The seismic scales shook in North Korea on Sunday, when they tested their most powerful weapon to date. They claim that it was a hydrogen, or thermonuclear bomb — but if you're not familiar with nuclear terminology, you need to know what a thermonuclear bomb is in order to fully appreciate why people are so worried about this news.

One key piece of information is that no one has ever deployed a thermonuclear bomb in war, ever. The bombs that the U.S. dropped on Hiroshima and Nagasaki to end World War II were atomic bombs, which rely on the process of nuclear fission to break up uranium or plutonium atoms, thereby creating an extremely powerful explosion.

Thermonuclear bombs, on the other hand, add another layer of destructive power to the power that an atomic bomb already harnesses. Instead of fission, they use fusion, which means that they fuse together hydrogen atoms to create power in literally the same process that happens at the core of the sun. The force that starts this fusion in a true thermonuclear bomb is actually an atomic bomb of the same sort that the U.S. used in World War II. The New York Times explains that there are different stages in the development of a hydrogen bomb, and in the final, most destructive stage, the bomb relies on an atomic bomb to ignite a solid chunk of thermonuclear fuel — leading to an explosion 1,000 times more powerful than the explosion that rocked Hiroshima in 1945.

North Korea announced that they had actually tested a hydrogen bomb that could be fitted to an intercontinental ballistic missile (ICBM), but no independent observer has been able to confirm that. While it is clear that the Hermit Kingdom did in fact detonate its most powerful weapon to date, it's unclear whether it was a true hydrogen bomb or if the regime is just trying to exaggerate their power. The state-run media service released photos allegedly showing leader Kim Jong Un watching a nuclear bomb being put onto an ICBM, but no one can yet tell whether the bomb in the photos was the one tested or not.

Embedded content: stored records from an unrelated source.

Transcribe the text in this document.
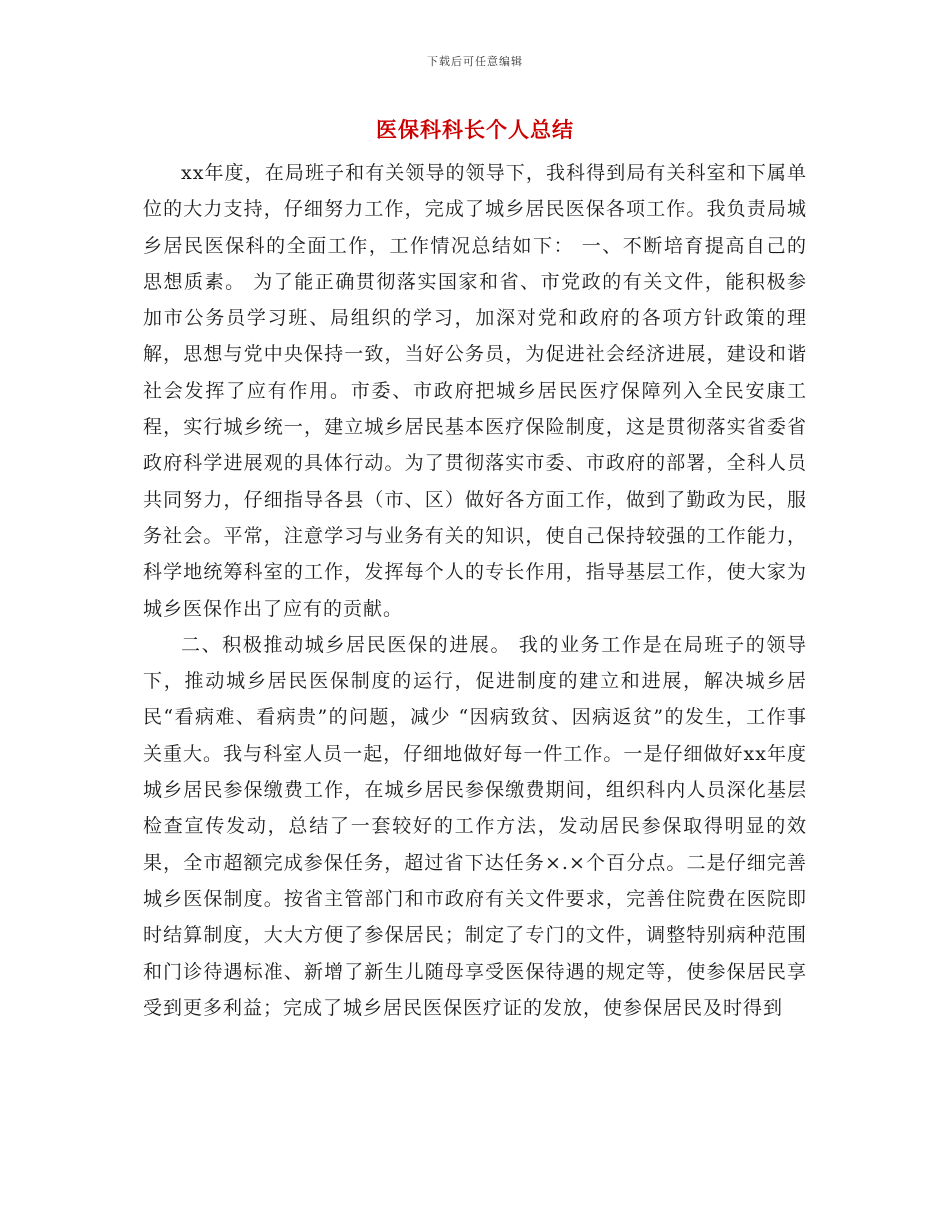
下载后可任意编辑
医保科科长个人总结

xx年度，在局班子和有关领导的领导下，我科得到局有关科室和下属单位的大力支持，仔细努力工作，完成了城乡居民医保各项工作。我负责局城乡居民医保科的全面工作，工作情况总结如下： 一、不断培育提高自己的思想质素。 为了能正确贯彻落实国家和省、市党政的有关文件，能积极参加市公务员学习班、局组织的学习，加深对党和政府的各项方针政策的理解，思想与党中央保持一致，当好公务员，为促进社会经济进展，建设和谐社会发挥了应有作用。市委、市政府把城乡居民医疗保障列入全民安康工程，实行城乡统一，建立城乡居民基本医疗保险制度，这是贯彻落实省委省政府科学进展观的具体行动。为了贯彻落实市委、市政府的部署，全科人员共同努力，仔细指导各县（市、区）做好各方面工作，做到了勤政为民，服务社会。平常，注意学习与业务有关的知识，使自己保持较强的工作能力，科学地统筹科室的工作，发挥每个人的专长作用，指导基层工作，使大家为城乡医保作出了应有的贡献。

二、积极推动城乡居民医保的进展。 我的业务工作是在局班子的领导下，推动城乡居民医保制度的运行，促进制度的建立和进展，解决城乡居民“看病难、看病贵”的问题，减少 “因病致贫、因病返贫”的发生，工作事关重大。我与科室人员一起，仔细地做好每一件工作。一是仔细做好xx年度城乡居民参保缴费工作，在城乡居民参保缴费期间，组织科内人员深化基层检查宣传发动，总结了一套较好的工作方法，发动居民参保取得明显的效果，全市超额完成参保任务，超过省下达任务×.×个百分点。二是仔细完善城乡医保制度。按省主管部门和市政府有关文件要求，完善住院费在医院即时结算制度，大大方便了参保居民；制定了专门的文件，调整特别病种范围和门诊待遇标准、新增了新生儿随母享受医保待遇的规定等，使参保居民享受到更多利益；完成了城乡居民医保医疗证的发放，使参保居民及时得到
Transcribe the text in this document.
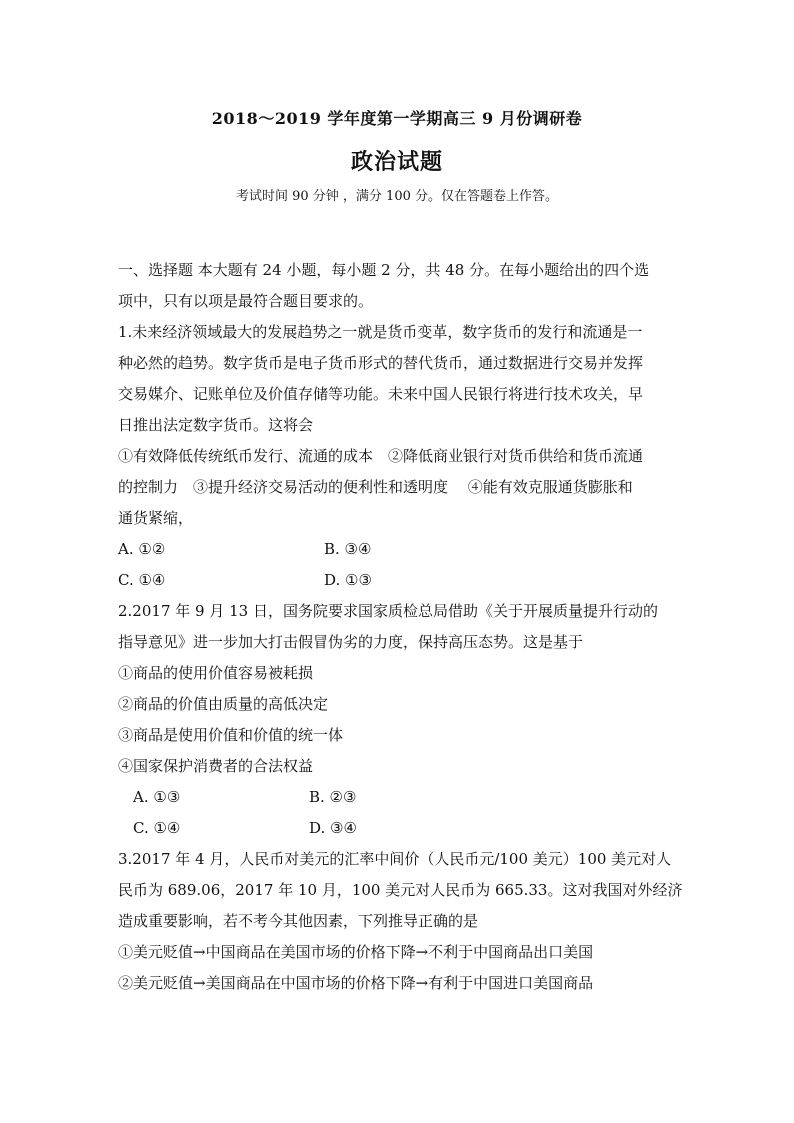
2018～2019 学年度第一学期高三 9 月份调研卷
政治试题
考试时间 90 分钟 ，满分 100 分。仅在答题卷上作答。

一、选择题 本大题有 24 小题，每小题 2 分，共 48 分。在每小题给出的四个选

项中，只有以项是最符合题目要求的。

1.未来经济领域最大的发展趋势之一就是货币变革，数字货币的发行和流通是一

种必然的趋势。数字货币是电子货币形式的替代货币，通过数据进行交易并发挥

交易媒介、记账单位及价值存储等功能。未来中国人民银行将进行技术攻关，早

日推出法定数字货币。这将会

①有效降低传统纸币发行、流通的成本　②降低商业银行对货币供给和货币流通

的控制力　③提升经济交易活动的便利性和透明度　 ④能有效克服通货膨胀和

通货紧缩，

A. ①②	B. ③④
C. ①④	D. ①③

2.2017 年 9 月 13 日，国务院要求国家质检总局借助《关于开展质量提升行动的

指导意见》进一步加大打击假冒伪劣的力度，保持高压态势。这是基于

①商品的使用价值容易被耗损

②商品的价值由质量的高低决定

③商品是使用价值和价值的统一体

④国家保护消费者的合法权益

A. ①③	B. ②③
C. ①④	D. ③④

3.2017 年 4 月，人民币对美元的汇率中间价（人民币元/100 美元）100 美元对人

民币为 689.06，2017 年 10 月，100 美元对人民币为 665.33。这对我国对外经济

造成重要影响，若不考今其他因素，下列推导正确的是

①美元贬值→中国商品在美国市场的价格下降→不利于中国商品出口美国

②美元贬值→美国商品在中国市场的价格下降→有利于中国进口美国商品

Evidence shows that the bomb tested was about seven times more powerful than the Hiroshima bomb, which suggests that it is not a fully fledged thermonuclear bomb. It could have been a type of boosted atomic bomb, which would include some amount of thermonuclear fuel to make it more powerful. This is nothing to scoff at; MIT nuclear expert Vipin Narang told the Washington Post that North Korea could "destroy the better part of a city with this yield" even if their ICBM technology isn't particularly accurate.

For now, the rest of the world is united in condemning North Korea. Kim Jong Un has all the reason in the world to keep the threat of nuclear destruction as just a threat, as he would undoubtedly lose his power if he began a nuclear war. If this weapon is indeed the sort of powerful thermonuclear bomb that North Korea claims it is, then the country's adversaries can only hope that that logic holds.